Nu een volledige tenuitvoerlegging van de voorwaardelijke gevangenisstraf zou betekenen dat er een einde zou komen aan het toezicht, en dat daarmee een klinische behandeling niet meer aan de orde zou zijn, zal de rechtbank niet de volledige tenuitvoerlegging gelasten. Daarbij neemt zij in aanmerking dat de veroordeelde thans gemotiveerd lijkt om zich aan de richtlijnen en aanwijzingen van de reclassering te houden. Wel zal de rechtbank gelasten dat een gedeelte van de voorwaardelijke gevangenisstraf ten uitvoer wordt gelegd. Het moet de veroordeelde immers duidelijk worden gemaakt dat zijn gedrag onacceptabel is geweest.
De rechtbank zal gelasten dat een gedeelte van tien weken van de voorwaardelijk opgelegde gevangenisstraf ten uitvoer wordt gelegd.
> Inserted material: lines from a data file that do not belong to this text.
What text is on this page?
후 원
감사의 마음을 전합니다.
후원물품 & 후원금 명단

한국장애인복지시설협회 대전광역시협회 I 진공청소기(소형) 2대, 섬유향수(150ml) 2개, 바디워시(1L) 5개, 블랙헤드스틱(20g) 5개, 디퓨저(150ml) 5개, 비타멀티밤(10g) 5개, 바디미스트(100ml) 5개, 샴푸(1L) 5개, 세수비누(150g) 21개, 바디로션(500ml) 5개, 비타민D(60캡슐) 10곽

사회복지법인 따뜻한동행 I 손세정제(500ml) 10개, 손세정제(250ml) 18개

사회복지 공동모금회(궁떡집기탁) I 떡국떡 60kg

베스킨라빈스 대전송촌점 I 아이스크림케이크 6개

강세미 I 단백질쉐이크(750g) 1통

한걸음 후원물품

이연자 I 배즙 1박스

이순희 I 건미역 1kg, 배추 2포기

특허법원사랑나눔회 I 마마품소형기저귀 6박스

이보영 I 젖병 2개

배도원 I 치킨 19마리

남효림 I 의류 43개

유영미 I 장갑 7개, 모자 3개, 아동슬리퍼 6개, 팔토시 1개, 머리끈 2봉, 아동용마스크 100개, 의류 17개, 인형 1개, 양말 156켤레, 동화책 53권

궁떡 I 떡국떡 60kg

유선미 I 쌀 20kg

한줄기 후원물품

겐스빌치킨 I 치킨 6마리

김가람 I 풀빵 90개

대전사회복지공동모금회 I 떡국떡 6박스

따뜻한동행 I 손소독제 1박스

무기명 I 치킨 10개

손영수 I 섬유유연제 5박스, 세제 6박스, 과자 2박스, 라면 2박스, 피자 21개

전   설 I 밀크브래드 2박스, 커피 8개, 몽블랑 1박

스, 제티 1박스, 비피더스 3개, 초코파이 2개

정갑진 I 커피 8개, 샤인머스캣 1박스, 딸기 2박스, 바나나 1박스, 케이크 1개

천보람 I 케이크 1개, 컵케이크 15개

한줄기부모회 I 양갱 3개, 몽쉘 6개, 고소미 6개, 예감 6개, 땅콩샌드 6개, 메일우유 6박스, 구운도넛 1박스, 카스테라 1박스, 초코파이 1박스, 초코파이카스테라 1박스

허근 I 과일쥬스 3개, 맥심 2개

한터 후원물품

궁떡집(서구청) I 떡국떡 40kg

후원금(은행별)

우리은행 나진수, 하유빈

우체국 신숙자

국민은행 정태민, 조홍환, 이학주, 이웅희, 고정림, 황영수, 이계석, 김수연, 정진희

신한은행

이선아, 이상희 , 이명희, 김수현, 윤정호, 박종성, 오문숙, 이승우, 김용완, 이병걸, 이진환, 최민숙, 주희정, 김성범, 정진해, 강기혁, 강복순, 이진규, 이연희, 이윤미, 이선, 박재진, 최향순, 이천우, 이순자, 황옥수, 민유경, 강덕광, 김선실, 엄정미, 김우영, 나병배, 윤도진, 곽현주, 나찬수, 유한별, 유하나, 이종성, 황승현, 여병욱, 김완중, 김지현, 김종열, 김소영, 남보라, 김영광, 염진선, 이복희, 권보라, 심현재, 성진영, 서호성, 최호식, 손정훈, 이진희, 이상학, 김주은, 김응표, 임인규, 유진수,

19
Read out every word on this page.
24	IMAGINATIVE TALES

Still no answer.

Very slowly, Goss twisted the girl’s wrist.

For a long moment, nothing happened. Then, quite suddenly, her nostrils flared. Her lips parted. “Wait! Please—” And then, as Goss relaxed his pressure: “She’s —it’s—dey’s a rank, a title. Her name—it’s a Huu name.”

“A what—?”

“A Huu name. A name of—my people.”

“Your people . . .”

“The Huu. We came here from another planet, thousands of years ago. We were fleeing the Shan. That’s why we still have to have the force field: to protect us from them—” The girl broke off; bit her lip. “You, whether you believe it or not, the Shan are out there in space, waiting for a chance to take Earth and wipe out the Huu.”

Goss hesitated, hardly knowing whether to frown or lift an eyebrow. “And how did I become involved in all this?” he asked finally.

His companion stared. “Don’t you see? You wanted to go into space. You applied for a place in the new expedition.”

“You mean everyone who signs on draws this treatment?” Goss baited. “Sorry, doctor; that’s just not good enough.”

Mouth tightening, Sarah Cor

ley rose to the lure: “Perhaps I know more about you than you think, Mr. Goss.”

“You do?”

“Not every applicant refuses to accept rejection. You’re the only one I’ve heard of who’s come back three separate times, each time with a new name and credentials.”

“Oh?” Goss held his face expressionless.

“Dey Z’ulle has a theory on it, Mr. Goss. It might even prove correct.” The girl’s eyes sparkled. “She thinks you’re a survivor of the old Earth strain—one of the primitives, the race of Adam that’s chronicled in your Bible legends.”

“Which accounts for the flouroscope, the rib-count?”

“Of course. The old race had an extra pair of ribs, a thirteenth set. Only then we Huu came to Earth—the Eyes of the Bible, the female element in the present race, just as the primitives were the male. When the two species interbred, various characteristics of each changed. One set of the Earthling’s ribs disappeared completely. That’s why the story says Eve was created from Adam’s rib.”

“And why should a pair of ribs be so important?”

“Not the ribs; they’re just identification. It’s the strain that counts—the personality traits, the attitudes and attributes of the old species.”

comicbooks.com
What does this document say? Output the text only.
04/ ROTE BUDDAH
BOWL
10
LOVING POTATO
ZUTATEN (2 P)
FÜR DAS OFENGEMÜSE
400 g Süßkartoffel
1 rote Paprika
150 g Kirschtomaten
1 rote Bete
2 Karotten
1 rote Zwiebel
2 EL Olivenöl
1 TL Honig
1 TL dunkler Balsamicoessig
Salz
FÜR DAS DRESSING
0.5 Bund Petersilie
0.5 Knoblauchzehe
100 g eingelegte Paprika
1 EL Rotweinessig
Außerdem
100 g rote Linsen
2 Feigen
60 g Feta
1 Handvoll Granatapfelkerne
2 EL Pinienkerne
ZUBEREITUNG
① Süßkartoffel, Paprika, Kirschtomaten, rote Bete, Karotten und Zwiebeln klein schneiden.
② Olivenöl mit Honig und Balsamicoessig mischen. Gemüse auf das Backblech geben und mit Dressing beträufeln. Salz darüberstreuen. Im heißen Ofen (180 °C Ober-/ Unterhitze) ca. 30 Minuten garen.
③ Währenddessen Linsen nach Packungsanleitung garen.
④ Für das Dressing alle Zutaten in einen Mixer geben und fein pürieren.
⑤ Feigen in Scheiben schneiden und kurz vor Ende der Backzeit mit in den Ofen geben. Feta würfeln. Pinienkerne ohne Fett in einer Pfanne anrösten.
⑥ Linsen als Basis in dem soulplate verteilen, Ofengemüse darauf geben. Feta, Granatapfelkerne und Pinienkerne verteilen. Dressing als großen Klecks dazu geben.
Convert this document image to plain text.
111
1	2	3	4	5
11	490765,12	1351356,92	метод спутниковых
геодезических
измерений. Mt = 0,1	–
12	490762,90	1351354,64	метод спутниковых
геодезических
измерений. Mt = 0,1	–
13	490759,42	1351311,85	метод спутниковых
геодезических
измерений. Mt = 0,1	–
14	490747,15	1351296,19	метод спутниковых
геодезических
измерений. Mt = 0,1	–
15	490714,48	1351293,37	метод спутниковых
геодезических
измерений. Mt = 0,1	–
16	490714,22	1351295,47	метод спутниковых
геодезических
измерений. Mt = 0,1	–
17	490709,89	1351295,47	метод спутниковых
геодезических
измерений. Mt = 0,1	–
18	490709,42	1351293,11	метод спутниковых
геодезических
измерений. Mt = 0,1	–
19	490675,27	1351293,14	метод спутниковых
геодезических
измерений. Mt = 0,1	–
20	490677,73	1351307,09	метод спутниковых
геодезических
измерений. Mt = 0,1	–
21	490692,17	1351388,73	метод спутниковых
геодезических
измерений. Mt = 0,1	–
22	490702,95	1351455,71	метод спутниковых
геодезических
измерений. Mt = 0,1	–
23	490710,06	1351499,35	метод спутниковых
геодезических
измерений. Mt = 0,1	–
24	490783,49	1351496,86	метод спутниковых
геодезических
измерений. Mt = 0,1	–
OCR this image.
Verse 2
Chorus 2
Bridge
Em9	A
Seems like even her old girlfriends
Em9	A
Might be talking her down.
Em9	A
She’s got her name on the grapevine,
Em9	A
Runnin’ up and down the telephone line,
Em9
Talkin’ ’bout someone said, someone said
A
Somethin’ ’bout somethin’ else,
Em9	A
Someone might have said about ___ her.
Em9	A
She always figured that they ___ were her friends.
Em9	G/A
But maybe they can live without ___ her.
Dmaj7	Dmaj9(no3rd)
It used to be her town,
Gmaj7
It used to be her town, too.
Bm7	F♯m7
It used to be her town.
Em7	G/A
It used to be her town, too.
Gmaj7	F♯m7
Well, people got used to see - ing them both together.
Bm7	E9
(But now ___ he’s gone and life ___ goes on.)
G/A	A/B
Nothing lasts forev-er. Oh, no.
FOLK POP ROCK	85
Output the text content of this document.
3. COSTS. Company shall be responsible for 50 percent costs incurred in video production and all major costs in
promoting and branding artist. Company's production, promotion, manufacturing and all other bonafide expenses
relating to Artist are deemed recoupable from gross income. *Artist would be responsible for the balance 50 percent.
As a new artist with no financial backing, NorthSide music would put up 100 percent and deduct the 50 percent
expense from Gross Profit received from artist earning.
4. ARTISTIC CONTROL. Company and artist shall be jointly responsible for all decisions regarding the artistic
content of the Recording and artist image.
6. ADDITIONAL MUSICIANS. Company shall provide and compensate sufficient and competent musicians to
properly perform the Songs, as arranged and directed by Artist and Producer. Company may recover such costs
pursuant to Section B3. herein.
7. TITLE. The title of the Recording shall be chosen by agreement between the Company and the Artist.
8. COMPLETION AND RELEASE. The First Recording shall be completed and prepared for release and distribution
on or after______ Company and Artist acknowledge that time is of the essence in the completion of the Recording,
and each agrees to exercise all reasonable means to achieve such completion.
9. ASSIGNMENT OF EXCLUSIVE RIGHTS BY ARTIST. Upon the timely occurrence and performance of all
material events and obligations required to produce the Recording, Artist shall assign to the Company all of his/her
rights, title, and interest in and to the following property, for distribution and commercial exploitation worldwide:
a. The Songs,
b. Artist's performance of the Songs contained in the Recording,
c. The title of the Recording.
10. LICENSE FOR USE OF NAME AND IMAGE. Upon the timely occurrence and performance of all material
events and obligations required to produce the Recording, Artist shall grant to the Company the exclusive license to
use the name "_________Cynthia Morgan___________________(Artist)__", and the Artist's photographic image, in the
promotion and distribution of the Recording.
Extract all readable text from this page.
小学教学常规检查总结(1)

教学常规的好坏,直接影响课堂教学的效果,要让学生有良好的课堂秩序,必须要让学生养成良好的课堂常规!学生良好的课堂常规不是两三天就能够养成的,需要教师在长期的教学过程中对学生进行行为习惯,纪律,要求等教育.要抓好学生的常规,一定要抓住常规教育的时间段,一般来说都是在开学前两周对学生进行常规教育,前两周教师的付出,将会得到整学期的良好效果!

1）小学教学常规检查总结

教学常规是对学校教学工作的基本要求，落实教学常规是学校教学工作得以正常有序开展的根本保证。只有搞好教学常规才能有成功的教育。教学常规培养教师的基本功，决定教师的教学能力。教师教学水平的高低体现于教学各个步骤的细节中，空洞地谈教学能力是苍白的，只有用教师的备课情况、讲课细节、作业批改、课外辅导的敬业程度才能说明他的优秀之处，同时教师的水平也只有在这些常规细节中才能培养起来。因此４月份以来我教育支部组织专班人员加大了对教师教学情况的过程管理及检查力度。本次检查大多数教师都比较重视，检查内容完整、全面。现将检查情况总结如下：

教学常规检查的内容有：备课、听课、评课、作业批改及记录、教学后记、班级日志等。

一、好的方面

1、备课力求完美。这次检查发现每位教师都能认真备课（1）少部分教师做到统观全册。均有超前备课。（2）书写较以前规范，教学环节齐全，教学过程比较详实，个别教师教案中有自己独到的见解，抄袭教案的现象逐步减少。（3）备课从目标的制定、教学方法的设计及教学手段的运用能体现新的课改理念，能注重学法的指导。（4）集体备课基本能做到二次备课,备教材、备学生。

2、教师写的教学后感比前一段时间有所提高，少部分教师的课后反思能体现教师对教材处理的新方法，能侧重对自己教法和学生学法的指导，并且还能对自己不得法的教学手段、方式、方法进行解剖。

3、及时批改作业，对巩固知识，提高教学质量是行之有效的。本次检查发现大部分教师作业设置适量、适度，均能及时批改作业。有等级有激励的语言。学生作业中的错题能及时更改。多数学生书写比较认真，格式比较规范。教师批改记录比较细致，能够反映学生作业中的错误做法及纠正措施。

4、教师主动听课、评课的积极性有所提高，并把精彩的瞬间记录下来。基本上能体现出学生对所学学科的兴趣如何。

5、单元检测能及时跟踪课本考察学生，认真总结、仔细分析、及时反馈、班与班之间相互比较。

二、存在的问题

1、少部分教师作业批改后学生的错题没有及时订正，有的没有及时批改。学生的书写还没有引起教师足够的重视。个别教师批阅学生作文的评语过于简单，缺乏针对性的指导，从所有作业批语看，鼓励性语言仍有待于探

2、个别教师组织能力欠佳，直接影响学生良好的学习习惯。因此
De officier van justitie heeft de verlenging van de proeftijd gevorderd. Gelet echter op de duur van de proeftijd, acht de rechtbank een verlenging niet nodig.

3.De beslissing

De rechtbank
  • wijst de vordering van de officier van justitie af;
  • gelast, onder instandhouding van de voorwaarden, dat een gedeelte van de niet tenuitvoergelegde straf, te weten een gevangenisstraf van 10 weken, alsnog zal worden tenuitvoergelegd.
Aldus gegeven door mr. P.W.E.C. Pulles, voorzitter, mr. P.H.M. Kuster en mr. J.S. Holthuis, rechters, in tegenwoordigheid van mr. R. Goevaerts, griffier, en uitgesproken ter openbare terechtzitting van deze rechtbank op 2 september 2013.
Buiten staat
Mr. P.W.E.C. Pulles is niet in de gelegenheid deze beslissing mede te ondertekenen.